MH I repeat- Westbury residential Ltd( Formerly County estate management) Freshwater- OM -Solitaire-Stonedale-Firstport. Is anybody investigating the directors of these outfits, There is something rotten in the state of Netherlands….. to paraphrase the bard.
Its been every UK Government’s policy to protect the Landlord’s rights to exploit the leaseholders.. This Policy was commenced by William the Conqueror who developed the idea of divide and rule the peasants from Normandy
The companies you mention including OM -Solitaire – Stonedale- Firstport – are all part of
and controlled by Tchenguiz Family Trust in BVI – they are the 21st Century exploiters of the english and welsh peasants .
Where is the Gina Miller of leasehold?
Is it time for a crowd-funded lawsuit? How many readers here would contribute? I do not own a leasehold house and cannot start this but I would both contribute and organize a whipround at our development.
If this was the US surely Joanne Darbyshire and all the others affected would be participants in and likely beneficiaries of a class-action law suit with significant damages. I’m ordinarily a critic of litigation culture but the way the deck is stacked in the UK is just beyond belief.
Of course, if it was any of:
the US, Canada, Ireland, Scotland, Australia, New Zealand, South Africa, Hong Kong, Singapore or anywhere else that inherited leasehold tenure from English Common Law there would be no problem at all because they all abolished leasehold tenure as unfit for purpose.
Kudos to Joanne for giving them a robust response. As the originators of the boycott proved, individuals acting together against an oppressive landlord can be very powerful. Nobody should accept the deal offered as presented.
We need whistleblowers in these companies.
“8. The only acceptable way forward is for you to translate me to the position I would have been in had your sales people and the solicitor you recommend I use had informed me fully at the point of sale when I would have purchased my freehold for £5,900.” Joanne Darbyshire -above..
This failure to inform fully at the point of sale demands that practices employed in the sale of leasehold houses are forensically examined, as the issue of failure to disclose and misrepresentation (virtual freehold etc) lie at the heart of this scandal.
And Sir Peter is right to call on the police to investigate.
Such investigation should also be extended across the sector to include willfully enticing individuals owning flats into “informal” lease extensions whilst failing to “inform fully” on the individual statutory right to a 90 yr extension on the existing lease with Ground Rent reducing to zero
And the failure to inform fully at the point of purchase of Ground Rent portfolios of flats without the knowledge of qualifying leaseholders whose right to buy the freehold on like terms to the original; disposal. is thereby criminally denied. at that point.
As Joanne Darbyshire says, the only way forward is to reinstate buyers to the position they would have been in had they been fully informed at the point of sale. –and this applies as much to flat buyers as it does to house buyers.

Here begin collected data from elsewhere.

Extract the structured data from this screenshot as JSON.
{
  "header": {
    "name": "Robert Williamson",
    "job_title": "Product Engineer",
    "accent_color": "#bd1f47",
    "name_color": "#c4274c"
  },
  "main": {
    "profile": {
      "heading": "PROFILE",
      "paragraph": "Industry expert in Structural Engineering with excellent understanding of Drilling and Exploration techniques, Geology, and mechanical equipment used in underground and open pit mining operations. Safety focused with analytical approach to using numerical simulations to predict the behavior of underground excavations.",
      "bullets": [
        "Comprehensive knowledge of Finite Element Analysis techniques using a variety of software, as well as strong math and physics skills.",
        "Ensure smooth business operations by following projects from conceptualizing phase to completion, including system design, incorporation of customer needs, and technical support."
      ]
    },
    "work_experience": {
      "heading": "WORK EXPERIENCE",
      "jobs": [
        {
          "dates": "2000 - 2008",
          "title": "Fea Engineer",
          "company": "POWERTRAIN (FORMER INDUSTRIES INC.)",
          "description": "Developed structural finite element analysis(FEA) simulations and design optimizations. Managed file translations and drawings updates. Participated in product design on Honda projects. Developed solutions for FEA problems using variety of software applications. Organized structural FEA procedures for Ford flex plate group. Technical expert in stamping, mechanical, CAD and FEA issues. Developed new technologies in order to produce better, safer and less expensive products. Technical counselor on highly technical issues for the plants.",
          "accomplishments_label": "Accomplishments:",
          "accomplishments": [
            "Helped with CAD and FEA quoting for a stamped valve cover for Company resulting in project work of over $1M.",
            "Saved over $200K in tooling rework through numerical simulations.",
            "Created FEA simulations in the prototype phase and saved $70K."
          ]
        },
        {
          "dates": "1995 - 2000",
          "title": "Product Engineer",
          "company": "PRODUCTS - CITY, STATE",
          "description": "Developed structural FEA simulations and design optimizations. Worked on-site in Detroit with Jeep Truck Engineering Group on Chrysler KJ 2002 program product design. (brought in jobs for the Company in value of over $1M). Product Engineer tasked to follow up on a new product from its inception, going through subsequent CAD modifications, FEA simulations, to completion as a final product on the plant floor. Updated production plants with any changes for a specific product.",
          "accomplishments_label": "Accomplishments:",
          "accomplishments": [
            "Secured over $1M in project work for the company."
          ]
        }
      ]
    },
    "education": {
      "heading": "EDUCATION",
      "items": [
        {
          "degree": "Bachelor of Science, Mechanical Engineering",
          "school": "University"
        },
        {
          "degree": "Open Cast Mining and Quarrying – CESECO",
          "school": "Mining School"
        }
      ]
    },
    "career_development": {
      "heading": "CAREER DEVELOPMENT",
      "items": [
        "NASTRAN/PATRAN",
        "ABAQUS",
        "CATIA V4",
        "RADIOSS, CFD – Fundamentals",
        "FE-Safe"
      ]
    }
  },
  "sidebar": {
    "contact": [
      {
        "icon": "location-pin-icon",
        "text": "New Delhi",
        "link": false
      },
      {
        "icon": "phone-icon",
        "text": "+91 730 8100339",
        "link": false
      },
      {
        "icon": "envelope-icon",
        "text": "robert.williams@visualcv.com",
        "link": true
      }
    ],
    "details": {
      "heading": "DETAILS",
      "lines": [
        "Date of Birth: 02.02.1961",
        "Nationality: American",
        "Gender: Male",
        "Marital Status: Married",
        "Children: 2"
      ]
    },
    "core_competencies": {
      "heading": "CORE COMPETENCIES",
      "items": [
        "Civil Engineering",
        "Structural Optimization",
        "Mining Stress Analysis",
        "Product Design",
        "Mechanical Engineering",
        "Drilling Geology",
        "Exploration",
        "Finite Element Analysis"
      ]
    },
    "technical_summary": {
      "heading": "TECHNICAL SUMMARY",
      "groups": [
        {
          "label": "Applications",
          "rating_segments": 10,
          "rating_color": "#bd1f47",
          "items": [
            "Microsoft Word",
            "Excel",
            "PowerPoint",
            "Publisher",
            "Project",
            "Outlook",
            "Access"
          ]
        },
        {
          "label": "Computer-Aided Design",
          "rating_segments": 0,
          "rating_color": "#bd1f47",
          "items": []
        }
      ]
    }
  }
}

Following the introduction of criminal sanctions through the Housing Act 1996, existing legislation governing the freehold sale of Ground Rent portfolios of flats provides for the majority of qualifying leaseholders in flats, where right of first refusal has been breached, to force the resale to themselves on “like terms” to the original disposal.
And I believe this model would also work for Joanne Darbyshire
And you are right Kim -lock ’em up!
And if the freeholder interposes a head lease for a large sum (millions) notionally paid to a British Virgin Island entity he controls (with concealed ownership)?
Your right to force the sale has been compromised by the transfer of monopoly money from one pocket to another! And for good measure, the BVI is non-transparent on the question of ownership.